De Lou Reed à David Bowie, le rock a récemment perdu certaines de ses plus belles étoiles mais Iggy Pop continue d'entretenir la flamme avec un 22e album à la fois rugueux et introspectif, composé avec Josh Homme.

Une célèbre photo prise en 1972 à Londres montrait les trois légendes bras dessus-bras dessous: Lou Reed avec ses lunettes noires, David Bowie avec sa coupe de Ziggy Stardust et l'intenable Iggy Pop entre les deux, l'air goguenard, un paquet de cigarettes à la bouche.

Le premier est mort à l'automne 2013, le deuxième vient de tirer sa révérence, mais le «survivant», l'Américain James Newel Österberg Jr, dit Iggy Pop, n'en a pas fini avec le rock à bientôt 69 ans.

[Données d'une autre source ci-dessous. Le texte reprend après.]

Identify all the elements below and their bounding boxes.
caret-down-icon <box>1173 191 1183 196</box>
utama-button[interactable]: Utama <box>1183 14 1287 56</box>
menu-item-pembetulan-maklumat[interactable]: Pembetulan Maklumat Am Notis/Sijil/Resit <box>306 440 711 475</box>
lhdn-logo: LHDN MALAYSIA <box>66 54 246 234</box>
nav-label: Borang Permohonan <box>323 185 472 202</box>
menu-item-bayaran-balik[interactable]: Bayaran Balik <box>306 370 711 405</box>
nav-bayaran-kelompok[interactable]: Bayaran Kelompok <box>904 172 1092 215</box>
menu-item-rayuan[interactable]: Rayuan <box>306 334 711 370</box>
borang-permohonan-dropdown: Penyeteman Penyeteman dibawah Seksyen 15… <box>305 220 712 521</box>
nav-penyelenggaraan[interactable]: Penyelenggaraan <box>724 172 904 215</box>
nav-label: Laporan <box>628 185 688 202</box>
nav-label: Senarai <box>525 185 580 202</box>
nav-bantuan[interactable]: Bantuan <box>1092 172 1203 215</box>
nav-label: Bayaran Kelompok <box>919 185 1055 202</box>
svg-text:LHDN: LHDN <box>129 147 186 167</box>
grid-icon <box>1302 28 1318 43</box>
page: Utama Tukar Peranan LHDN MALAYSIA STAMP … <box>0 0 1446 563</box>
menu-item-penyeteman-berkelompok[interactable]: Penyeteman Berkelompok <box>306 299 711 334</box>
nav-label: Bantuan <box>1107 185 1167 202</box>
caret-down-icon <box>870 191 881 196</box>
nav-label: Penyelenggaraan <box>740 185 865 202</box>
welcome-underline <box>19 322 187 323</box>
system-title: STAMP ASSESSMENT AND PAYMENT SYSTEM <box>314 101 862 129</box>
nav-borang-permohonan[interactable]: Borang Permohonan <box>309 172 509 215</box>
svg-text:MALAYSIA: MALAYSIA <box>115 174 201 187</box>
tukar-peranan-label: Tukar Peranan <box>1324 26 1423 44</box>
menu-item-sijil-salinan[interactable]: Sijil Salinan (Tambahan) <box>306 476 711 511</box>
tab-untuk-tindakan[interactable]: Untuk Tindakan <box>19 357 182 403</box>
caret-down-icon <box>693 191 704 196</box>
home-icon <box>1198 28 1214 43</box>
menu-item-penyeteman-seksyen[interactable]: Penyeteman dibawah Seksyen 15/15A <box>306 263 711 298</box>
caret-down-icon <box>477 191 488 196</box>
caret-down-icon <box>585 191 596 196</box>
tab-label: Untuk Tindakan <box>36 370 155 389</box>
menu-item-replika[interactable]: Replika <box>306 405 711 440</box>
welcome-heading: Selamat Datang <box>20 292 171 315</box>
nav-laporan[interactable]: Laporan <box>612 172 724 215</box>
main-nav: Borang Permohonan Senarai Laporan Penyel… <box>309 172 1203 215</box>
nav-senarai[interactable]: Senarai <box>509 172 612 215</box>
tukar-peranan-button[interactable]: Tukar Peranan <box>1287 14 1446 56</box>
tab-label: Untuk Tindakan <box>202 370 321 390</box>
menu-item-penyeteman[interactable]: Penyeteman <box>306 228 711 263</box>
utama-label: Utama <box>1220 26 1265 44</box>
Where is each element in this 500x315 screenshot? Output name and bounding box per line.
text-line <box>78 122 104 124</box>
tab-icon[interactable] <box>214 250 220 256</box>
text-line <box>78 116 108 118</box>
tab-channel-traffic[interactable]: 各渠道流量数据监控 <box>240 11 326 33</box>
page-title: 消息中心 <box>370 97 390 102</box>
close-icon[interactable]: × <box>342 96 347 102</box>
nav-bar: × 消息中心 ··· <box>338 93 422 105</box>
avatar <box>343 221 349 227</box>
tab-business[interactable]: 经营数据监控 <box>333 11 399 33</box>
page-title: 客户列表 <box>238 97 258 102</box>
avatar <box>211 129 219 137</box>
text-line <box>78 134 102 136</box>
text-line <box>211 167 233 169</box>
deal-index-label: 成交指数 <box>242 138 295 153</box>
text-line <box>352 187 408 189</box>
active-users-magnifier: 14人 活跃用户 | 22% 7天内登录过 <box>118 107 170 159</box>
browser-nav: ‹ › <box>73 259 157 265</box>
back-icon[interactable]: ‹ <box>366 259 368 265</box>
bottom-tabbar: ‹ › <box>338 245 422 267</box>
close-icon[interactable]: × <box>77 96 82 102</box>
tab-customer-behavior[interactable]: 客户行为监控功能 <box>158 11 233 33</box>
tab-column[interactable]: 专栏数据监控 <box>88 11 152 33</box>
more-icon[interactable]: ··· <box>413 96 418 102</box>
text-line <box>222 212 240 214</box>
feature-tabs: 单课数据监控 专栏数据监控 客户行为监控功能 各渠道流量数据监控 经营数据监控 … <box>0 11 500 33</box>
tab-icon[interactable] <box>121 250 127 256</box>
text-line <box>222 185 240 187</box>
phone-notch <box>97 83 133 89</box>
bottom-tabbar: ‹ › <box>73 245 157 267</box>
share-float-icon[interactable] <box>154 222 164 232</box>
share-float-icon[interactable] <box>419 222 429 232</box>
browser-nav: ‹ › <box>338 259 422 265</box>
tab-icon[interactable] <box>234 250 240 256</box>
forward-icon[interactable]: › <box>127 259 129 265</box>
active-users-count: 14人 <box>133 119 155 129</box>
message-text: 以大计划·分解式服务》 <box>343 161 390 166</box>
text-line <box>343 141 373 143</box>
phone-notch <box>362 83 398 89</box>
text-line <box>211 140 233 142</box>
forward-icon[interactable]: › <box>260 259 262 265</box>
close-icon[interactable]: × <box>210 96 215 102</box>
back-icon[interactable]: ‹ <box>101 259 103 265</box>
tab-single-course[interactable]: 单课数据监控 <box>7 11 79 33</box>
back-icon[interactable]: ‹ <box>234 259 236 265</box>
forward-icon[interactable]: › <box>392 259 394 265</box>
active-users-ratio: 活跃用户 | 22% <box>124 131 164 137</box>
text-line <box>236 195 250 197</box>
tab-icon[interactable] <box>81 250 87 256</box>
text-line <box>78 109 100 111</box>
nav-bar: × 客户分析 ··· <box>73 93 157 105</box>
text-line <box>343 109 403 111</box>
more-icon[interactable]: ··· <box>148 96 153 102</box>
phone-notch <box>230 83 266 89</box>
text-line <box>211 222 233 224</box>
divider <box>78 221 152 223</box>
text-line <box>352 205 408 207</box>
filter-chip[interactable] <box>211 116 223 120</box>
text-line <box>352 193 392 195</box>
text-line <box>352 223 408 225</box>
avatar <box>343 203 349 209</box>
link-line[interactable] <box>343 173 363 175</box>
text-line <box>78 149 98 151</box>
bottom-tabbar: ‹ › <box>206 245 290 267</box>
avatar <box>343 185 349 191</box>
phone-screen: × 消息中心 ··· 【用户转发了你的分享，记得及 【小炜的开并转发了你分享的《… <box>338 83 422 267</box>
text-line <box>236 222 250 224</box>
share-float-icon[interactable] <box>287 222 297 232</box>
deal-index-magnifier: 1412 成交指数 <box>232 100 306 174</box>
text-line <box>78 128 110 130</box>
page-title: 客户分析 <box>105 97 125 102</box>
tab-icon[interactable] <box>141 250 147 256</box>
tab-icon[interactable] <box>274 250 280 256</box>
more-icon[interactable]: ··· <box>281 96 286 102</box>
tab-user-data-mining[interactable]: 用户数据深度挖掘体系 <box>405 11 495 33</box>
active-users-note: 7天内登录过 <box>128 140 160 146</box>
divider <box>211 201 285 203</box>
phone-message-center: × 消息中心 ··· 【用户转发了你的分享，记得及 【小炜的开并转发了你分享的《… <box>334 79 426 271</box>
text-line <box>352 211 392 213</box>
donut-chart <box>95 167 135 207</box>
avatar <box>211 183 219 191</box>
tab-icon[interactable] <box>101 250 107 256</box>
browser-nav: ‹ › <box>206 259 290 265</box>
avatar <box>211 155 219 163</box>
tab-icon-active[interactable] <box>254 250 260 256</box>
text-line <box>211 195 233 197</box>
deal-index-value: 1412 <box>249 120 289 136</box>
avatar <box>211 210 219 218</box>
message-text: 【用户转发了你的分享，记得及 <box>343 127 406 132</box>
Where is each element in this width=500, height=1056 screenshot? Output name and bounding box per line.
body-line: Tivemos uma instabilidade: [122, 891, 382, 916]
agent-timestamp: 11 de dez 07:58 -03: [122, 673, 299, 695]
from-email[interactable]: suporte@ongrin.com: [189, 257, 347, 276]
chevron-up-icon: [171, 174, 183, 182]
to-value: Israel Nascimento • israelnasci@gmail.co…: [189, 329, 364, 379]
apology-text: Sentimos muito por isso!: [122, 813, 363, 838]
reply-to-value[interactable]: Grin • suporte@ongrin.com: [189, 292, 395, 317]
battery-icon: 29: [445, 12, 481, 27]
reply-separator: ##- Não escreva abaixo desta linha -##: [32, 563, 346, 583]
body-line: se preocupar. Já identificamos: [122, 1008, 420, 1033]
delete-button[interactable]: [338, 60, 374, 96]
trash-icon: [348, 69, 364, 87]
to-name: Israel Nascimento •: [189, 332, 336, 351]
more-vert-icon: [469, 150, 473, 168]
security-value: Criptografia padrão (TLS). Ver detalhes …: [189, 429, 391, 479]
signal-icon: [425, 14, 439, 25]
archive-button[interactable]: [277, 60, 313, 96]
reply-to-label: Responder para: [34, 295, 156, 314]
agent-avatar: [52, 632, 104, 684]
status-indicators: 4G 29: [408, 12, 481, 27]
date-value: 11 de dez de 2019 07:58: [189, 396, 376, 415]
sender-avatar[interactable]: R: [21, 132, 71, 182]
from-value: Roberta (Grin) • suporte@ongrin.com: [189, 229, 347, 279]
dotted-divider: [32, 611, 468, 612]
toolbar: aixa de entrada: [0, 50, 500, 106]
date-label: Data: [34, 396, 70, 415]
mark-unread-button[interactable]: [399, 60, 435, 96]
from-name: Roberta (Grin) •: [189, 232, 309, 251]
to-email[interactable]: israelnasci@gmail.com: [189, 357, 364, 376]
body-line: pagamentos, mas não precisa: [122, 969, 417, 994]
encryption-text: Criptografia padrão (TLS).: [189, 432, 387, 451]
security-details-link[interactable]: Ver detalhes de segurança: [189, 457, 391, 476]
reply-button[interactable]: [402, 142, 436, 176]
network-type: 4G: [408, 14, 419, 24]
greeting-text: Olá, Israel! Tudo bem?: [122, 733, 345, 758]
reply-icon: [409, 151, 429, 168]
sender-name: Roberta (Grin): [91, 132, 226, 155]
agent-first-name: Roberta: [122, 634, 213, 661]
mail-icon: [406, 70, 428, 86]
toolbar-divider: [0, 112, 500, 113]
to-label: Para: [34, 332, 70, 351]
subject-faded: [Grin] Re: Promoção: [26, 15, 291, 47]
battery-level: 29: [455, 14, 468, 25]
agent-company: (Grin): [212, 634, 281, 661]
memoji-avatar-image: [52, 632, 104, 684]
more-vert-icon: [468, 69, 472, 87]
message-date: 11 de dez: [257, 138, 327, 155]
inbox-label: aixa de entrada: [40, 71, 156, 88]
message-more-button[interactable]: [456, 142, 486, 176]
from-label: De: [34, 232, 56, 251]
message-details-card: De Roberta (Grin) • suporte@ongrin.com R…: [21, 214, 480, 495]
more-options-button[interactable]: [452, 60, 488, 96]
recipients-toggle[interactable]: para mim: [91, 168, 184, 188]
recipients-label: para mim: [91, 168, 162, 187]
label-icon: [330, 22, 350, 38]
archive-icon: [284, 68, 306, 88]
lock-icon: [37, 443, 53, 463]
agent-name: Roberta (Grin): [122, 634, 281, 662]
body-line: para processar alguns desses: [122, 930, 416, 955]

Pour ses deux dernières expériences en solo, l'«Iguane» avait un peu changé de registre avec un album (Préliminaires) inspiré par un roman de l'écrivain français Michel Houellebecq et un disque de reprises (Après) où sa voix rauque revisitait quelques classiques de la chanson française (Georges Brassens, Henri Salvador, Joe Dassin, Édith Piaf).

Le chanteur des Stooges conserve, dans ce nouveau disque qui paraît vendredi, l'attitude du crooner et le goût certain de la mélodie, mais revient à un univers plus rugueux. Sous la houlette de Josh Homme, leader des Queens of the Stone Age (QOTSA), l'un des grands groupes de rock actuels, mais aussi cofondateur des Eagles of the Death Metal (EODM), le groupe qui jouait au Bataclan, à Paris, lors de l'attentat jihadiste du 13 novembre 2015.

Josh Homme, 42 ans, véritable chef d'orchestre de ce projet élaboré dans le plus grand secret dans le désert californien, a constitué pour l'occasion un «supergroupe» avec deux autres invités, Matt Helders (batteur des Arctic Monkeys) et Dean Fertita (Queens of the Stone Age, The Dead Weather).

Sur les traces de Bowie

Avec l'ambition de pousser Iggy Pop vers de nouveaux territoires, un peu comme l'avait fait David Bowie en produisant les deux premiers albums solo de Iggy Pop, The Idiot et Lust for Life (1977 tous les deux). Les guitares ont le premier rôle dans ces neuf titres aux ambiances particulièrement variées, où flotte parfois celle du plancher de danse (Sunday) ou des feux de camps indiens (Vulture).

«Pas mal de mecs de mon âge ne se remettent plus en cause dans le boulot parce qu'une fois qu'on devient une légende, on n'a pas envie que les gens vous lancent des défis», relève Iggy Pop dans le dossier de presse, parfois étonné de sa propre longévité malgré ses excès en tous genres.

Très en voix, Iggy Pop se fait un brin introspectif dans ce disque: il évoque l'au-delà (American Valhalla, en référence au valhalla, le paradis viking), se souvient d'amours anciens (Gardenia) ou encore de ses années passées à Berlin (German Days).

«Mon nouvel album ne parle que de ça, de l'âge. De ce qui se passe quand on se sent perdre sa force, avec cette impression d'aspirer de l'énergie de l'autre sans rien pouvoir donner en retour», a assuré le chanteur dans une récente interview à l'hebdomadaire culturel Télérama.

Mais pas d'idées noires à l'horizon, malgré le titre Post Pop Depression de ce 17e album solo d'Iggy Pop - son 22e en comptant les cinq enregistrés avec les Stooges.

Iggy Pop et Josh Homme seront en mai en Europe pour une série de concerts très attendus. Les places pour la date parisienne du 15 mai se sont arrachées en quelques heures.

Josh Homme a raconté dans le New York Times l'importance prise par ce projet avec Iggy Pop, après les attentats du 13 novembre. «Le fait d'avoir à travailler là-dessus m'a sauvé», a souligné le cofondateur des Eagles of Death Metal. S'il n'était pas au Bataclan lors de l'attaque, il a participé au concert qui a marqué le retour des EODM à Paris, en février à l'Olympia.